Background: Previous studies have demonstrated that ABCA family proteins play a critical role in cholesterol transport. Cholesterol, as a major component of the cell membrane, can influence numerous physiological and pathological processes, including cell migration, cancer progression, and metastasis. Therefore, ABCA family proteins may impact cancer progression; however, their specific roles in gastric cancer remain poorly understood. Methods：In this study, we systematically assessed the expression, prognostic significance, and immune-related implications of ABCA family genes in gastric cancer (GC). Utilizing data from The Cancer Genome Atlas (TCGA) database, we compared ABCA expression profiles between GC and normal gastric mucosa. We conducted Kaplan-Meier analysis, Cox regression, and logistic regression to investigate associations with clinical characteristics, constructed ROC curves and nomograms for diagnostic evaluation, and single sample gene set enrichment analysis (ssGSEA) algorithm assessed ABCA relationships with immune cell infiltration, immune-related genes, immune checkpoint genes, the tumor immune dysfunction and exclusion (TIDE) predicts response to immuno-check inhibitor therapy, "oncoPredict" function for chemotherapy drug resistance analysis. We also employed Gene Set Enrichment Analysis (GSEA) to evaluate relevant signaling pathways. To validate our findings, we performed PCR to confirm ABCA expression in gastric cancer and normal gastric mucosal cells.

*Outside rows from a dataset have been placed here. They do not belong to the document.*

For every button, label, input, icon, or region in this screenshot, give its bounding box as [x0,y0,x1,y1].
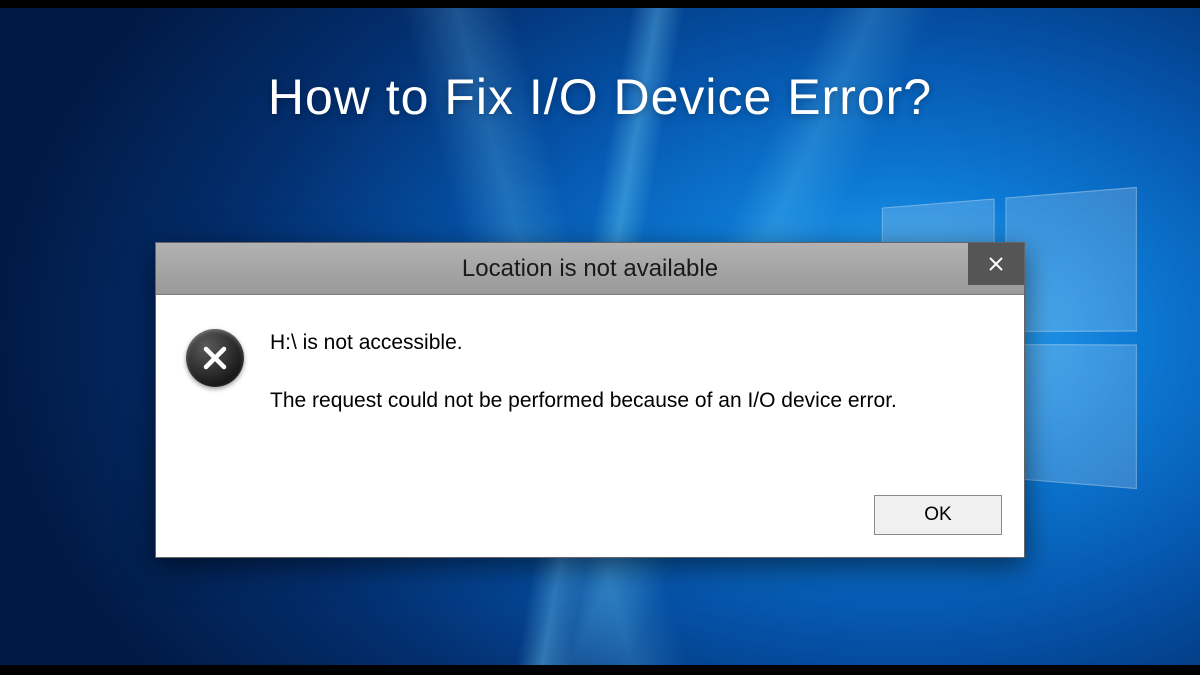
error-dialog: Location is not available H:\ is not acc… [155,242,1025,558]
page-title: How to Fix I/O Device Error? [0,68,1200,126]
dialog-message-line2: The request could not be performed becau… [270,385,994,417]
dialog-titlebar[interactable]: Location is not available [156,243,1024,295]
dialog-title: Location is not available [462,255,718,283]
error-icon-container [186,327,244,387]
dialog-body: H:\ is not accessible. The request could… [156,295,1024,495]
error-icon [186,329,244,387]
letterbox-bottom [0,665,1200,675]
dialog-message: H:\ is not accessible. The request could… [270,327,994,416]
close-button[interactable] [968,243,1024,285]
ok-button[interactable]: OK [874,495,1002,535]
dialog-footer: OK [156,495,1024,557]
dialog-message-line1: H:\ is not accessible. [270,327,994,359]
letterbox-top [0,0,1200,8]
close-icon [988,256,1004,272]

Results: Our results demonstrate significant differential expression of most ABCA family members in GC tissues compared to normal tissues, with associations to clinicopathological parameters. Cellular experiments revealed distinct expression patterns of ABCA genes in GC cell lines, with some aligning with TCGA data and others showing variability. Differentially expressed transcripts correlated with overall survival, making ABCAs independent risk factors for GC patient survival. A validated nomogram predicted overall survival. ABCAs exhibited correlations with immune cell infiltration, co-expression with immune-associated and checkpoint genes, and implications for resistance to common therapies and immunotherapy. Enrichment analysis highlighted pathways involving the extracellular matrix, cell motility, cell death, and tumor development.

Conclusion: In conclusion, ABCA family genes hold promise as prognostic biomarkers and potential immunotherapeutic targets due to their relevance in the tumor microenvironment, particularly in relation to immune cell infiltration.